'Progress requires Muslims to be educated'

'Progress requires Muslims to be educated'

Focus should not be just on religious sentiment, say community experts

Members from All India Muslim Education Society said majority of the Muslim community need education. The women and children of the community have to become literate to witness progress in one of the largest minority population of the country.

“Instead of the focus being given to the religious sentiment of the minorities, education should have been given similar importance. Muslims are lagging behind in education,” said Azam Baig, member of the society in a conference on Tuesday.

The society has spread to south India with the aim to promote education to the minority community. “We are running various schools and colleges in there, specially our grip is strong in Kerala where Muslims are more.
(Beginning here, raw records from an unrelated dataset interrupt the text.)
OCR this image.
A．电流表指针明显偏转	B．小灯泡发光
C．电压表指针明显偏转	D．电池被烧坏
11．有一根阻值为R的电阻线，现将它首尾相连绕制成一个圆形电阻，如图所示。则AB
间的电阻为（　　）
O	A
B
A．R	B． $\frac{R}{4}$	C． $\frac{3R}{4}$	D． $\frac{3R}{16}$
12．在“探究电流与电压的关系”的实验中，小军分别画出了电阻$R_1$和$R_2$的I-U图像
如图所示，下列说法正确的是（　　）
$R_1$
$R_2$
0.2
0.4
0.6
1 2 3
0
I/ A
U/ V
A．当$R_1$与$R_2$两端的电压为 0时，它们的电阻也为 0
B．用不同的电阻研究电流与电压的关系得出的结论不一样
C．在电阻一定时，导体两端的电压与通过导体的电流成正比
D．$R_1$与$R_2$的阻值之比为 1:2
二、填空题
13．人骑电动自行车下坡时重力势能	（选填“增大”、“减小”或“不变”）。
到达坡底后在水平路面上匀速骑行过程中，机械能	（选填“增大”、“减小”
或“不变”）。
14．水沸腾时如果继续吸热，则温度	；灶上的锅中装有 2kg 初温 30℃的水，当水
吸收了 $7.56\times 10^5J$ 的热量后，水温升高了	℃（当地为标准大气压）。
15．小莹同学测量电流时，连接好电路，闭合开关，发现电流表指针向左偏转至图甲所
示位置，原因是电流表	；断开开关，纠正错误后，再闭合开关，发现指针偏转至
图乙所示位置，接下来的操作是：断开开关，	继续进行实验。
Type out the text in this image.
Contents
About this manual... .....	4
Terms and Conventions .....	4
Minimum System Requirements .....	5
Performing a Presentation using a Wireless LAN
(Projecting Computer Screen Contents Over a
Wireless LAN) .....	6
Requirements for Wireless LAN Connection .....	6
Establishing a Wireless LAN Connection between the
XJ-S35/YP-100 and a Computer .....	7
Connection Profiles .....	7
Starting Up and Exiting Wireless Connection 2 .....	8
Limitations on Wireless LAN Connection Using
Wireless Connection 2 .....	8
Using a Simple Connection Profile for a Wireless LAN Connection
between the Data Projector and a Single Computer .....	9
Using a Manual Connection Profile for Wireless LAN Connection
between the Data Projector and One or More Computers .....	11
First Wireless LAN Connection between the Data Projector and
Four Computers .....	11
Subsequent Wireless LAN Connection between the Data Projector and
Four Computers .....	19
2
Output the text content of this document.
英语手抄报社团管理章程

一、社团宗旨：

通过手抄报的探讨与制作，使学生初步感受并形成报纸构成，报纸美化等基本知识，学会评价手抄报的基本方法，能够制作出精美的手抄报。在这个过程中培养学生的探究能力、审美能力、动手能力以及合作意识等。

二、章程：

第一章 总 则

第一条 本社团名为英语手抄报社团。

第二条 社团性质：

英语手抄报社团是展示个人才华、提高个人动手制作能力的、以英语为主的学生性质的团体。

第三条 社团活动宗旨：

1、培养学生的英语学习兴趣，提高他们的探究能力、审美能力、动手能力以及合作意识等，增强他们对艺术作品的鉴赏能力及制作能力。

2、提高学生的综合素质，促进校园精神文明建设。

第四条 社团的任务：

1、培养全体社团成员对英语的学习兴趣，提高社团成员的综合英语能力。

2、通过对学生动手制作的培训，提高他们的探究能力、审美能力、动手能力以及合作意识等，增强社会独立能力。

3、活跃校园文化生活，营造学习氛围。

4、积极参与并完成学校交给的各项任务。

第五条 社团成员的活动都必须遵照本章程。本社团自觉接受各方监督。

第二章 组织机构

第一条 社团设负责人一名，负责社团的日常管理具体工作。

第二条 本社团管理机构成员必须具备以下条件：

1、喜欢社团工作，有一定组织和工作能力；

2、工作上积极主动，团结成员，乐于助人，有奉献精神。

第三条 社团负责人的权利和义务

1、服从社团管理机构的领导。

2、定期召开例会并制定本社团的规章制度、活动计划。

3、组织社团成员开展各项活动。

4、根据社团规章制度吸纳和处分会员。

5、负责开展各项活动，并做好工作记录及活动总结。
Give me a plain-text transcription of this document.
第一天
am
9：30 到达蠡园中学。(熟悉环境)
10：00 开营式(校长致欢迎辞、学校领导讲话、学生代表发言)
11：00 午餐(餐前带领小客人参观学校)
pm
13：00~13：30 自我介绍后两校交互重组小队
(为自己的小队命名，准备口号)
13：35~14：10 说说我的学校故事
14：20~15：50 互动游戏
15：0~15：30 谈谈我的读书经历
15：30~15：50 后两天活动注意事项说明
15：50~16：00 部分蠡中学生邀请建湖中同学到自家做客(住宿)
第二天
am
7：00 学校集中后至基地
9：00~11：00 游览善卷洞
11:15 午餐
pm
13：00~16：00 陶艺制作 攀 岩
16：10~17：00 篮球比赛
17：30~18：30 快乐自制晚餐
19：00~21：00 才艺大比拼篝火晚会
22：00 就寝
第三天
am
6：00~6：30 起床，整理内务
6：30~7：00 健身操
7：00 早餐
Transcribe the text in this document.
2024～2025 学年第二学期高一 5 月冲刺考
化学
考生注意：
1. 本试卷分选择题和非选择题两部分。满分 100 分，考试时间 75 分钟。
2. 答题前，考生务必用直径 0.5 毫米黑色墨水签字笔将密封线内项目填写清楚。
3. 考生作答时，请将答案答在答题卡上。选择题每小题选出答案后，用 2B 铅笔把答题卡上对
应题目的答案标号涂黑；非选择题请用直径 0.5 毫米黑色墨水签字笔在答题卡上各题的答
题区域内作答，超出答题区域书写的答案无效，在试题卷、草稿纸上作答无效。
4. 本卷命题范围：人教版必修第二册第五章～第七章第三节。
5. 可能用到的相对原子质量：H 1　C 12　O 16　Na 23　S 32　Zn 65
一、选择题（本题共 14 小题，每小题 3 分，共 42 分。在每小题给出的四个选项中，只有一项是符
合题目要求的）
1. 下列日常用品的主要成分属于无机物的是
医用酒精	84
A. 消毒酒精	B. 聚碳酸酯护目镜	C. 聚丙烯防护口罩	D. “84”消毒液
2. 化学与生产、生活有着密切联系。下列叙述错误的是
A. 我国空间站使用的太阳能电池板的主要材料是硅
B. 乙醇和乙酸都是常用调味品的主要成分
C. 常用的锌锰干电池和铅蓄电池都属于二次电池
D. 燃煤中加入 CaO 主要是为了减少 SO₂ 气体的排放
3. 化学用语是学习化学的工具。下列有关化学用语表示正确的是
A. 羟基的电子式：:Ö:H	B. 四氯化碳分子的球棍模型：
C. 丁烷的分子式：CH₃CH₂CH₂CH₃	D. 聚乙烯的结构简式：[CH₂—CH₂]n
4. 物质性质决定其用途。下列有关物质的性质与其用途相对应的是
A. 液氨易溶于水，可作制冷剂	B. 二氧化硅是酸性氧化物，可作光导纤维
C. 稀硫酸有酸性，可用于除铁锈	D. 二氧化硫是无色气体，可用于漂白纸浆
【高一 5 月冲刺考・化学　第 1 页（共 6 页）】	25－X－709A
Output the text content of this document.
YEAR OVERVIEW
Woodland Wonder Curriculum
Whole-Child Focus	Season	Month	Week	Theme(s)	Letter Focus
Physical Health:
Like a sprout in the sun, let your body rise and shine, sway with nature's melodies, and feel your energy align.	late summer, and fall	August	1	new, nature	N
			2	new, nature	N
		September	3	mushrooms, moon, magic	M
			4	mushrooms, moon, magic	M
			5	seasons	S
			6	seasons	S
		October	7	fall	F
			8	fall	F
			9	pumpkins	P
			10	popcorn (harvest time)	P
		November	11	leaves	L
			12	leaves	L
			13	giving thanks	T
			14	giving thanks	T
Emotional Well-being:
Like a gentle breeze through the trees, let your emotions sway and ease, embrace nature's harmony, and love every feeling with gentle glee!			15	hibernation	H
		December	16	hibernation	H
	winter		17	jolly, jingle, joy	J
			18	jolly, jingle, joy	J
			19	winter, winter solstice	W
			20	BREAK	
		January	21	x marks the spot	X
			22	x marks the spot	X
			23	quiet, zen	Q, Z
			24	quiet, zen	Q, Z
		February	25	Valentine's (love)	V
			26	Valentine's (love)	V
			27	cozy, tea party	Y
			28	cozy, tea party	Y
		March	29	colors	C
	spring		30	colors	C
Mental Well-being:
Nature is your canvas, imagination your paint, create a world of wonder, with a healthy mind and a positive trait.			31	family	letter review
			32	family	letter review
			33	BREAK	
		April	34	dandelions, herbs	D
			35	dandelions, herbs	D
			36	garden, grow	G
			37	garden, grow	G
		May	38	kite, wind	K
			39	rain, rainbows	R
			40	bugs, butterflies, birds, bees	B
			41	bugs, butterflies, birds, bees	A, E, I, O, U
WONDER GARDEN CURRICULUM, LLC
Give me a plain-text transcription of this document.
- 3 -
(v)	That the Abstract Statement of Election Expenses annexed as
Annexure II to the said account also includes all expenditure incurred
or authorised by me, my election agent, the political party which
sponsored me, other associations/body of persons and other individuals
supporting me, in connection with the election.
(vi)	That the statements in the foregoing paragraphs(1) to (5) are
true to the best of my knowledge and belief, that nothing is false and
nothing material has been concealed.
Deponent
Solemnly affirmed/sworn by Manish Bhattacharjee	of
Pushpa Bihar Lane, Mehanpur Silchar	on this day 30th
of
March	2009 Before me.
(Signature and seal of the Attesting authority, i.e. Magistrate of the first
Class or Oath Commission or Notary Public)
There are other units of the society in Tamil Nadu, Karnataka and Madhya Pradesh. We also have plans to expand in northern India now,” said T P Imbichammad, secretary general of the society.

In Delhi-NCR, the society have built a college in Greater Noida. “The project in Delhi NCR has started last year. A Rs 5 crore project in Noida is also in process, besides Haryana and Faridabad. Enrolment phase is going on in the Greater Noida educational institute,” said Khwaja Khaleelullah, member handling the Delhi/NCR unit.

Calling the Right to Education (RTE) Act as infrastructure specific act, the members stated to make provisions for budget schools. “There are schools providing good quality education without grand infrastructure. Rabindranath Tagore started such a school.

Most of the Muslims are underprivileged or middle-class who want quality education, without world class infrastructure,” said another member. Under RTE, the schools need to meet several infrastructure requirements, including a playground.

As far Madarsa education is concerned, the society is tying up with the registered Madarsas which are willing to incorporate modern subjects like science, computer science and mathematics. “There are a huge number of Madarsas which do not want to include such subjects. We can explain the pros and cons of that, beyond that its their fundamental right to choose what they want,” said Justice Fakhruddin, member and former judge.